Puis, Robert Longo dont le dessin est si précis et vivant, que ses créations ressemblent à des photos. L’oeuvre sur les réfugiés se débattant dans des eaux dangereuses est saisissante, son impressionnante et monumentale façade de la Court Suprême Américaine (3m x 3,5m), époustouflante… jugez vous-même!!


Jeux de miroirs: à quelques allées de là, je me perds au centre d’une installation d’Olafur Eliasson. L’artiste joue avec notre perception de l’espace, il nous déroute par ses jeux de formes, de reflets multiples, de matière et de vide. Génial!

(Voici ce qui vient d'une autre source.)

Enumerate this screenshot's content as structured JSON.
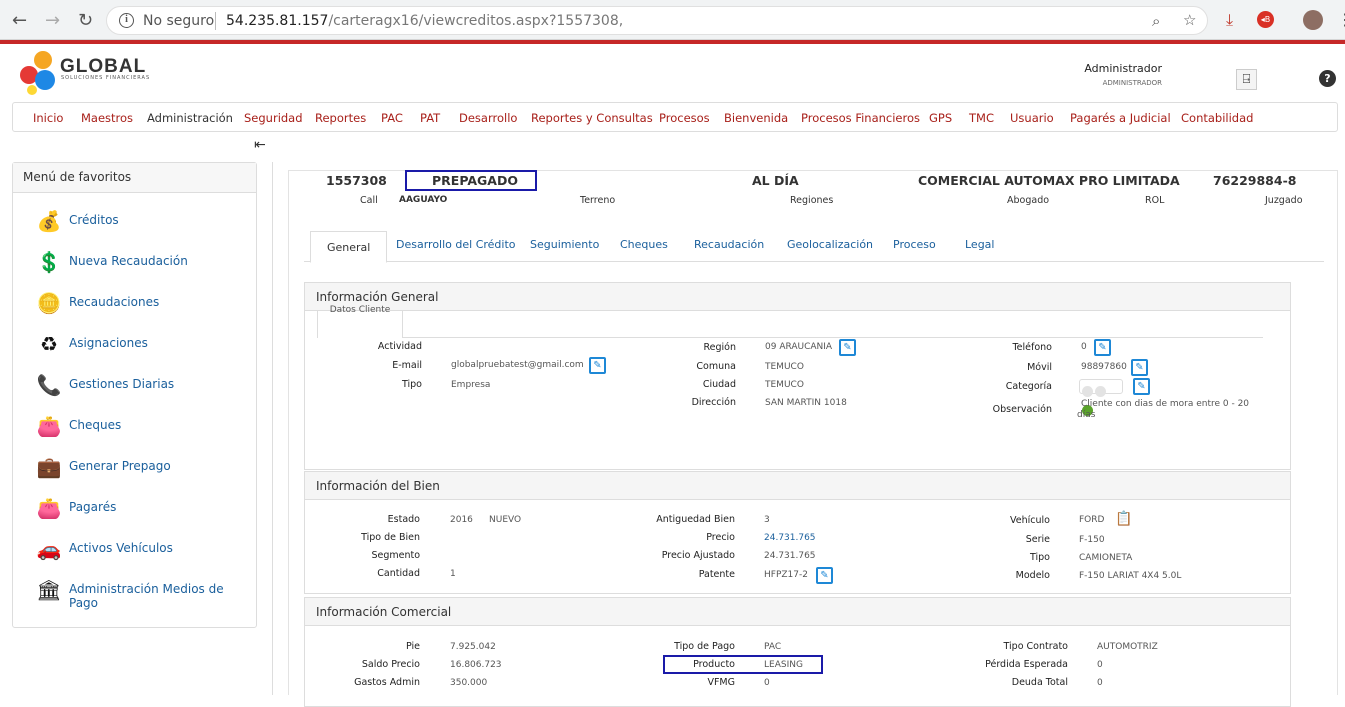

Renversant! Un magnifique Baselitz chez White Cube, dont le fond, savamment neigeux, donne un air onirique au tableau …j’ai l’impression de voir les personnages flotter dans l’espace.

Craquant! L’incroyable Crabe de Roberto Cuoghi, , me tend son énorme pince énorme chez Chantal Crousel.

Toute la poésie et la fantaisie de Louise Bourgeois…je tombe en arrêt devant sa série si séduisante de 8 arbres rouges et cyans; plus loin, chez Hauser&Wirth , je contemple ses “Trois Grâces” longilignes, avant de retrouver Maman et fillette Spider qui ont attrapé une mouche dans leur toile!

Mes découvertes – coups de coeur de la foire: le Japonais Tadashi Kawamata m’a charmée avec ses “Cabanes” (Tree Hut) , qui, comme des nids délicats, s’attachent à des arbres peints; j’ai aimé une sculpture tout en cercles de Nigel Hall, une très belle photo de Jaime Casebere qui unit un graphisme architectural à une nature étrange, une incroyable table de marbre de Dorothy Cross, d’où émerge, comme sorti des eaux le mont Everest et les collages colorés graphiques et surréalistes de Mateo Lopez, chacun racontant une histoire énigmatique pleine de fantaisie .


Et parce que c’est un plaisir sans cesse renouvelé d’admirer les grands Maitres, j’aimerais terminer par quelques toiles qui nous font rêver, Soulages, Hartung, Joan Mitchell, Philip Guston, Yves Klein…
Art Basel 2018 fut éblouissante …. qu’en sera-t-il de 2019?